September 8, 2022

NLRB Proposes New Rule to Define Joint-Employer Status More Broadly

On Sept. 7, the National Labor Relations Board (NLRB) published a notice of proposed rulemaking that would change the standard for when two employers who do business together are considered to be joint employers and thus liable for the other’s unfair labor practices. The proposed rule would replace a 2020 NLRB rule that deemed an employer to be a joint employer of another entity’s workers only if it had direct and immediate control, and they actually exercised control, over the essential terms and conditions of employment of the other entity’s workers.

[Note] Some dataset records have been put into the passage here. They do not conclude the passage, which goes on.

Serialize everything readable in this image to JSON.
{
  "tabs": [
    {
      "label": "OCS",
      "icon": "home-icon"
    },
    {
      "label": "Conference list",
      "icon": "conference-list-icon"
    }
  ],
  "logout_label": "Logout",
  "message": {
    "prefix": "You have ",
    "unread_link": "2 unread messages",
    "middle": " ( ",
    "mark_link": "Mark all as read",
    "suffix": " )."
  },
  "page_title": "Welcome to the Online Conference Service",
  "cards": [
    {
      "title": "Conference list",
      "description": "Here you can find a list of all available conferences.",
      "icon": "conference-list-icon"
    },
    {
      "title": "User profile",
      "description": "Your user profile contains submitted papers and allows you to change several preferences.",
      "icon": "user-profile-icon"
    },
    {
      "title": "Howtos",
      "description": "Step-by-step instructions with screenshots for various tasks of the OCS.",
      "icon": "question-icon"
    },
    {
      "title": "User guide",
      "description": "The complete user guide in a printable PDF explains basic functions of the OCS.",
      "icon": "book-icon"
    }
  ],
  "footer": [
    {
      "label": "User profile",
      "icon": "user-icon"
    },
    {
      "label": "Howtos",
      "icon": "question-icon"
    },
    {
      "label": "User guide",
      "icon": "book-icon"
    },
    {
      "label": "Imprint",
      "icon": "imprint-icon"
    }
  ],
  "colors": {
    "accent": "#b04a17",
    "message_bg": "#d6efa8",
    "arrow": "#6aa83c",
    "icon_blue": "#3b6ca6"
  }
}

The Biden administration’s proposed rule would create a broader standard where even evidence of potential and indirect control over working conditions could be deemed sufficient to confer joint employer status. Under the proposed rule, two or more employers would be considered joint employers if they “share or codetermine those matters governing employees’ essential terms and conditions of employment.”

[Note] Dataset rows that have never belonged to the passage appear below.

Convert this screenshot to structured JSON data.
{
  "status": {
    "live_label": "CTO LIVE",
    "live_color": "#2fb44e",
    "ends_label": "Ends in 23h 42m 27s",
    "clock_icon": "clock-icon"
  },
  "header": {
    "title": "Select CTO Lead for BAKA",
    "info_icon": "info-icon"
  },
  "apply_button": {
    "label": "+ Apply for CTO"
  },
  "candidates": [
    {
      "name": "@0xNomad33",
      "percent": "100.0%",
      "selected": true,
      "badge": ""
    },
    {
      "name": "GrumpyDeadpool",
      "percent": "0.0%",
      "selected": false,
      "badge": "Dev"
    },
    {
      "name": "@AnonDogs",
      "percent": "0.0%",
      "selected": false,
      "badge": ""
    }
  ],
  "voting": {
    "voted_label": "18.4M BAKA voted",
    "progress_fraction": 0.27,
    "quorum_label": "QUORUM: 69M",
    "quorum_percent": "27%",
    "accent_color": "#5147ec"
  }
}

While still in the early stages of the rulemaking process – public comments being accepted through November 7 – employers subject to the National Labor Relations Act should prepare in the event this broad new standard takes effect, as soon as early next year.

For example, employers that use third party employment staffing agencies should review their contracts with those entities.  An employer may be deemed a joint employer under the proposed if such agreements reserve significant aspects of control over the workforce such as wages, benefits, work conditions. Under the proposed rule, the staffing agency’s client may be deemed a joint employer even if it never actually acts on that authority.